MARTÍN GALVÁN
Abrí los ojos antes de que sonara el despertador, como cada domingo. Una vez más el día de descanso desperdiciado desde las siete de la mañana. Fui al espejo a revisar mi despertar: saliva seca en el cachete izquierdo, mal aliento, lagañas, cabello despeinado. Todo en un meticuloso desorden. Subí a la cocina. Llené el filtro de mi cafetera con el grano de Veracruz que compré la semana pasada. Vertí el agua. Mientras se hacía, con el pensamiento inhóspito vi la cocina sin observar nada. El café borboteó y llenó un cuarto de la cafetera, lo serví en la taza blanca. Me senté en la silla alta y me acodé en la barra.

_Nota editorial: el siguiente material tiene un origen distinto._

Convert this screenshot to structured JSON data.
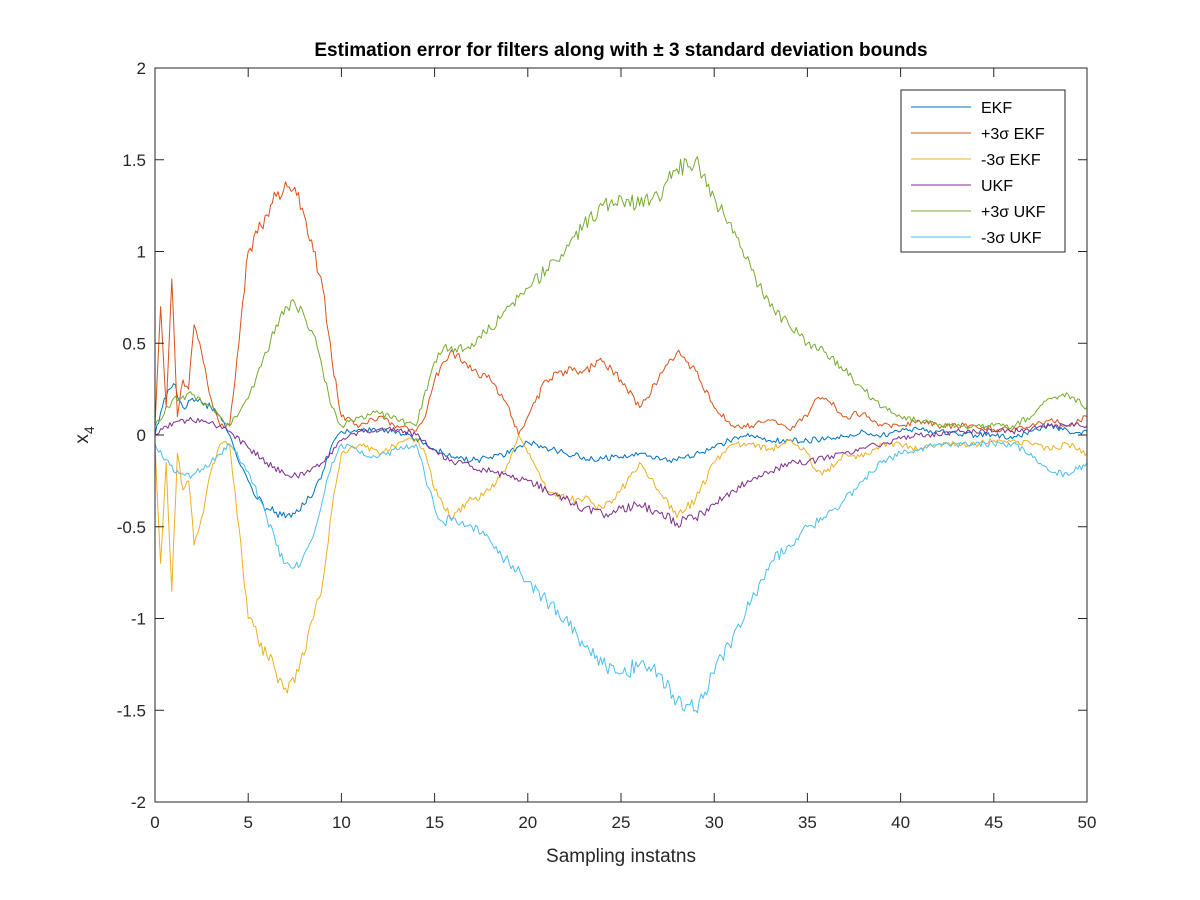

Vi la taza repleta, el café fluir y refluir, girar y bajar, lo vi negro, ahora blanco, trémulo y quieto, inmenso y pequeño. En él distinguí el ritmo, la orilla y el contenido, las consecuencias y las causas, el derrumbe y la construcción conviviendo en una gota. Fue hogar, apapacho y ternura. Lo vi siendo calor, fuego, acero y cuchillo, el entierro y la sangre, la lápida y las lágrimas, el pasto y el sol, la lluvia sin nube. Lo vi conteniéndose a sí mismo, recubriéndose, expulsándose y salpicó mi mano. Lo vi engendrar. De él salieron dos huevecillos. Maldad y bondad. Se multiplicaron y rompieron su nacimiento maniqueo: dos hicieron cuatro, cuatro se hicieron ocho, dieciséis. Creí que la taza llenaría toda mi cocina de huevecillos. El último arrojó un gorrión, salió y engulló a sus ancestros, los devoró. Picoteó la taza, hizo un orificio por el que salió el manantial caliente, quemó su garganta, lo bebió todo. Satisfecho saltó a mi mano, me miró, lo miré. Entró a la taza y se ovilló. El todo y yo nos vimos antes de iniciar el día. El sol calentó mi cachete, hizo relucir la saliva seca. Inicié (a) la vida.
Muy bonito.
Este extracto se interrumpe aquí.